When the finished works were exhibited in Paris that summer, they elicited ecstatic responses. People were dazzled by the versatility of the series, which ranged from detailed, highly naturalistic portraits to more experimental, Cubist depictions of Sylvette, mostly in black, white, and grey. They were also intrigued by the nature of the artist’s relationship with this shy yet fashionable young beauty. Life magazine announced a new epoch in Picasso’s art: his ‘Ponytail Period’.
New view
Since then, though, art historians have tended to dismiss the Sylvette series. When Picasso met Sylvette, his personal life was in turmoil. The previous summer, his long-term partner Gilot, with whom he had two children, had left him – becoming the first woman to do so. Bruised, vulnerable, and anxious that he was close to death, Picasso found solace in Sylvette’s youthfulness.
But they never slept together – Sylvette was too timid even to pose for him in the nude – and the series petered out soon after he began a relationship with Roque, whom he would marry in 1961. As a result, the Sylvette series is often written off as a shallow interlude lacking Picasso’s characteristic emotional engagement with his subject. For some critics, it is also overly concerned with ephemeral trends – the ponytail, the hooded coat with large buttons, designed by her fiancé, worn by Sylvette in many of the paintings – to be considered serious art.
But Christoph Grunenberg, the director of the Kunsthalle Bremen in Germany, which is currently exhibiting half of the Sylvette series, disagrees. “The idea that this series lacks emotional engagement is a rather superficial psychological argument,” he says. “I don’t think you can reduce Picasso to a kind of flesh-eating vampire who feeds on other women and his subjects – it’s more complex than that.”

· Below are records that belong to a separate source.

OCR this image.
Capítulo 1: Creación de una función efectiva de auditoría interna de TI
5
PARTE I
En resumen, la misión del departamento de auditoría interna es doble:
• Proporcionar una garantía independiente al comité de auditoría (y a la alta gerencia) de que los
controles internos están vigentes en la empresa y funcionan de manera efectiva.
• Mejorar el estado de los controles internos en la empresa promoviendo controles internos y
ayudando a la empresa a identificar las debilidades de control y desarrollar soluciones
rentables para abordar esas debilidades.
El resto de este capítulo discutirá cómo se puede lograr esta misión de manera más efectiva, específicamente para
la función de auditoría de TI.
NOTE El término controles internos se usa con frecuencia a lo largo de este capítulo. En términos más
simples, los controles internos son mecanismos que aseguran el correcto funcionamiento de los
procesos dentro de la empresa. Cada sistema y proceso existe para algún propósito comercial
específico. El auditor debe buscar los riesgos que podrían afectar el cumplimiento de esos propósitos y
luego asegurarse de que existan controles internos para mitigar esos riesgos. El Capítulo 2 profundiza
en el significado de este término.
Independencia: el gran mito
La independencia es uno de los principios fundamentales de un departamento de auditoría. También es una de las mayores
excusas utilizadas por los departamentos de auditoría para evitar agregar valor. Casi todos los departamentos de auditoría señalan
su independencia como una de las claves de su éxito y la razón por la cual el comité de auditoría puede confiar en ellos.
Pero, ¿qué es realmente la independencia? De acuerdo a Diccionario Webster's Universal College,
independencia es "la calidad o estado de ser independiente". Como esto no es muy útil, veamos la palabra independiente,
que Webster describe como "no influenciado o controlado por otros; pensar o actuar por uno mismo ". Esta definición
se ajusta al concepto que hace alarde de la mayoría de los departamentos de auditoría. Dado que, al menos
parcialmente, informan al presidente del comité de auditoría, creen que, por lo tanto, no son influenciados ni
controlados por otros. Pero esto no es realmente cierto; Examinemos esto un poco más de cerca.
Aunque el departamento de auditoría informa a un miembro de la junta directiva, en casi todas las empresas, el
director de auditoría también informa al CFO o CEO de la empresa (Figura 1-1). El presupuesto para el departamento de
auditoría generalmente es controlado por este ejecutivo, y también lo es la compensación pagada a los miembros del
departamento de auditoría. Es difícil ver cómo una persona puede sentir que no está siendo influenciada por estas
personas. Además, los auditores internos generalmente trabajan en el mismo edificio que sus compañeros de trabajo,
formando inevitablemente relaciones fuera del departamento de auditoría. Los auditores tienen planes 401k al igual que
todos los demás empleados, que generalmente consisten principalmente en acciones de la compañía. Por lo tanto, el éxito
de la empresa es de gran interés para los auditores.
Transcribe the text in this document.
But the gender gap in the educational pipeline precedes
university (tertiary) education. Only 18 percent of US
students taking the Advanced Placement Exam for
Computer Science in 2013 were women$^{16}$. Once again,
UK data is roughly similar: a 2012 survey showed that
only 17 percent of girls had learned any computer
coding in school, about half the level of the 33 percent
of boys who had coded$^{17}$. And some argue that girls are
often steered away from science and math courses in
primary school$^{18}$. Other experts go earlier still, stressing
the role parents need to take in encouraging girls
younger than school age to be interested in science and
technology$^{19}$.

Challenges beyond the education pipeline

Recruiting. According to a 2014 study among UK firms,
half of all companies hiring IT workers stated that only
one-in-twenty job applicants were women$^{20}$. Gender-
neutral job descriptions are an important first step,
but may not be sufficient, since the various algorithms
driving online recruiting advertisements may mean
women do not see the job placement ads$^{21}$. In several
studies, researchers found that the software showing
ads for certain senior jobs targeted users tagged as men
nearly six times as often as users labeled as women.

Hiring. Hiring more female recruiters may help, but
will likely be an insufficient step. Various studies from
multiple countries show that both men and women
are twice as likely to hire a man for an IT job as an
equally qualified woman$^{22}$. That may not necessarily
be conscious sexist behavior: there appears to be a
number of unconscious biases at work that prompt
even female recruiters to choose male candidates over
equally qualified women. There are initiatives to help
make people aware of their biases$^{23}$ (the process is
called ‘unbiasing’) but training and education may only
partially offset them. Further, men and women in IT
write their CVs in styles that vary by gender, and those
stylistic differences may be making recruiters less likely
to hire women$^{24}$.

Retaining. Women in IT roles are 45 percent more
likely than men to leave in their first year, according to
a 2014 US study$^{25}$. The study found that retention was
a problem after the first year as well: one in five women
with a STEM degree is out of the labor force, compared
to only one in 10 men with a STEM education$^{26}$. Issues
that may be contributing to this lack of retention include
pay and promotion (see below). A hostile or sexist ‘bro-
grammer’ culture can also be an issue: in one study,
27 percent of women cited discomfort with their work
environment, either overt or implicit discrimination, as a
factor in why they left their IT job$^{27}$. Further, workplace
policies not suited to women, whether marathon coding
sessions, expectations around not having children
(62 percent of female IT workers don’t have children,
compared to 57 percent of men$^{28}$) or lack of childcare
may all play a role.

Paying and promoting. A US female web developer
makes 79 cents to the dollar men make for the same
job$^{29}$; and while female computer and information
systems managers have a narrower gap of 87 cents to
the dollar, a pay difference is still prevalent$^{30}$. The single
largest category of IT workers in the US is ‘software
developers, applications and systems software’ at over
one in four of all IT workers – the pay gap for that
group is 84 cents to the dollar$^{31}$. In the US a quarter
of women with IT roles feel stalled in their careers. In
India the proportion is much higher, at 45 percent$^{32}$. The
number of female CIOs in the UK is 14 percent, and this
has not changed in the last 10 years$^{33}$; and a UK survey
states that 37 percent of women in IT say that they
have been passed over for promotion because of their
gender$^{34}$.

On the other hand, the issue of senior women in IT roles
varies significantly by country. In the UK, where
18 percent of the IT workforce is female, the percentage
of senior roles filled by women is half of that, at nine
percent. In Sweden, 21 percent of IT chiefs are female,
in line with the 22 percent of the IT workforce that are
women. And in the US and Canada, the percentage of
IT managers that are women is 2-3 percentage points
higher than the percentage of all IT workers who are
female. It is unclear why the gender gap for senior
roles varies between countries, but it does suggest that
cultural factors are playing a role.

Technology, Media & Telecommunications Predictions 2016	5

“Maybe it was her resistance to be seduced by him that made him need to see her: because he didn’t conquer her, he needed to conquer her on canvas and on paper and in sculpture,” he says. “But even in the very sketchy portraits, where he tries to capture Sylvette in just a few lines and strokes, there is always great painterly expression. So one has to be very careful not to be judgemental.”
For Grunenberg, the Sylvette series provides evidence of Picasso’s “incredible virtuosity, where he really does jump from one style to the next”. In addition, Grunenberg believes that the folded-metal sculptures, which emerged out of Picasso’s paintings of Sylvette, were especially groundbreaking. “Suddenly, Picasso goes back to sheet metal, which he had used in his Cubist assemblage Guitar [1914],” he says. “But now he uses it in a very innovative way. You get this interesting dialogue between painting and sculpture: they [the folded-metal sculptures] are almost cut out of the canvas, which then becomes three dimensional.”
More than half a century after the series was made, its subject, who now goes by the name Lydia Corbett and is an artist in her own right with an exhibition marking her 80th birthday at the Francis Kyle Gallery in London, still feels grateful to Picasso. A few years ago, I met her in her studio in rural Devon in south-west England. Leafing through the contents of a battered leather bag that she called her “memory suitcase”, because it was filled with newspaper and magazine cuttings and black-and-white photographs documenting her time with Picasso, she pronounced herself “really moved”. “I never thanked him enough,” she said softly. “He immortalised me. I’m like the Mona Lisa. Amazing, don’t you think?”
Alastair Sooke is art critic of The Daily Telegraph.